Наташа отрицательно взматывает головой, в глазах ее тоже сверкают слезы.
– Прости, - тихо говорит она. Губы ее дрожат.
– Ведь это было не сейчас.
– Я знаю, - Люба опускает голову и закрывается руками. Ее овсяные волосы свешиваются поверх пальцев.
– Наташа, скажи: это больно - умереть? Мне так страшно, так страшно.
–
– Пожалуйста. У меня совсем никого нет, кроме тебя. Мама... ты видела ее? Она мертва. Она уже давно мертва, еще прежде чем все... Ну я знаю, что тебе больно, плохо, но... с этим можно покончить, ты мне веришь, Любка?
– Нет. С этим нельзя покончить. Никогда, - спина Любы дрожит.
– Мне кажется, это было раньше, чем я родилась.
– Пусть. Но это можно убить.
– Что?
– На краю бездны это можно убить, я точно знаю.
– На краю чего?
– Бездны. Не спрашивай меня, где это. Но мы найдем. Ты слышишь, Любка? Что может помешать нам, если проклятие хуже самой смерти?
Люба чует колючую полоску сигаретного дыма, это значит, что Обезьяна вернулась и села рядом. Выпрямившись, Люба убирает руки от лица, стараясь придать ему неподвижность. Но нижняя губа все равно бесконтрольно подергивается.
– Ну вот и хорошо, - Наташа отстраняется от Любы и роется в сумке. Нащупав книгу, она заглядывает внутрь, чтобы убедиться, что это действительно она. Обезьяна молча курит, скрестив ноги и сгорбившись, как щуплая старушка. Ирина по прозвищу Ветка разглядывает свои ногти.
– Так это была одна из них?
– спрашивает Люба.
– Похоже, - отвечает Наташа и застегивает сумку на молнию.
– Нам пора.
– Я думала, она... убьет.
– Они ищут меня, - тихо и уверенно говорит Наташа.
– Может быть, они хотели, чтобы ты привела их ко мне.
Похолодев, Люба оглядывается по сторонам, боясь различить за яркой листвой кустов темный силуэт женщины из лифта. Наташа встает и делает шаг от скамейки, расправляя измятое еще в подвале платье. Люба встречает взгляд Ветки, вкрадчивый и глубокий, как вечерний ветер в ветвях плакучих ив. Последней остается сидеть Обезьяна, волчьего цвета дымок уносится от ее веснушчатого лица вдоль пустых скамеек, удивительно долго не растворяясь в темнеющем воздухе парка.
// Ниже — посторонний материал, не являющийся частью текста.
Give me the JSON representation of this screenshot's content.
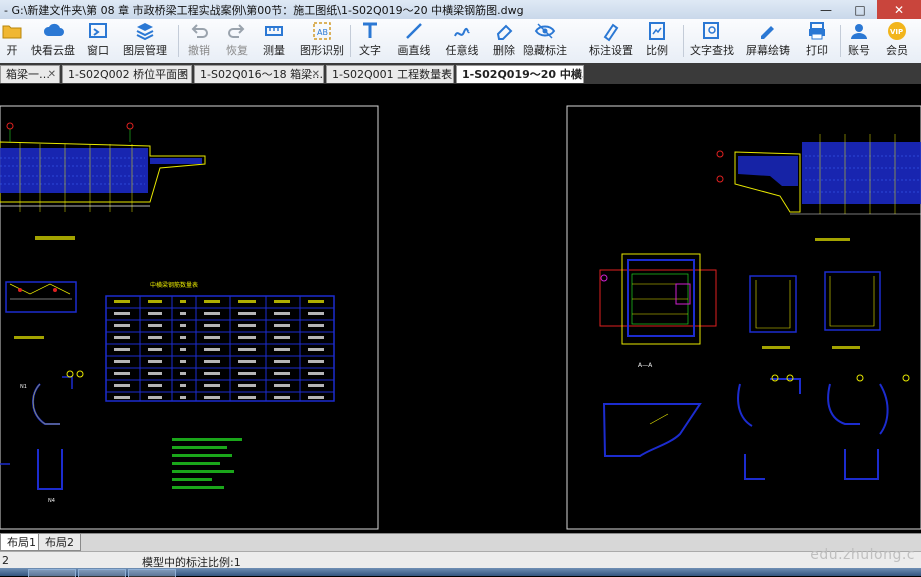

Вшивая живет за кожаной дверью на первом этаже кирпичного пятиэтажного дома, сырые стены которого меняют цвет вне зависимости от высоты, и в черной коже двери, оборванной возле глазка, тускло светятся старинные медные гвозди. В парадном пахнет пылью и кошачьим пометом, въевшимся в распоротые подушки дивана, что вывалены вдоль стены, а еще сырой штукатуркой и скисшим молоком, которое едят старики, оранжевое солнце просвечивает квадратное окошечко, лишенное стекла, и отпечаток его лежит на лестнице, как оброненный проходившей женщиной платок. Наташа стучит костяшкой пальца по глазку, потому что звонок не работает.
– Кто?
– спрашивает наконец хриплый старушечий голос.
– Лариса Леопольдовна, - скребет ногтями по заскорузлой коже Наташа.
– Мы к вам по делу. Мы от Виктории Владимировны.
– Отойдить подальше, - глухо хрипит Лариса Леопольдовна.
– Я не вижу.
Наташа берет Любу за руку и они согласованно отступают от двери.
– Вы нас не знаете, Лариса Леопольдовна, - ласково поет Наташа.
– Но у нас к вам важное дело.
– Что?
– каркает Лариса Леопольдовна, грузно возясь за дверью, будто кого-то душа.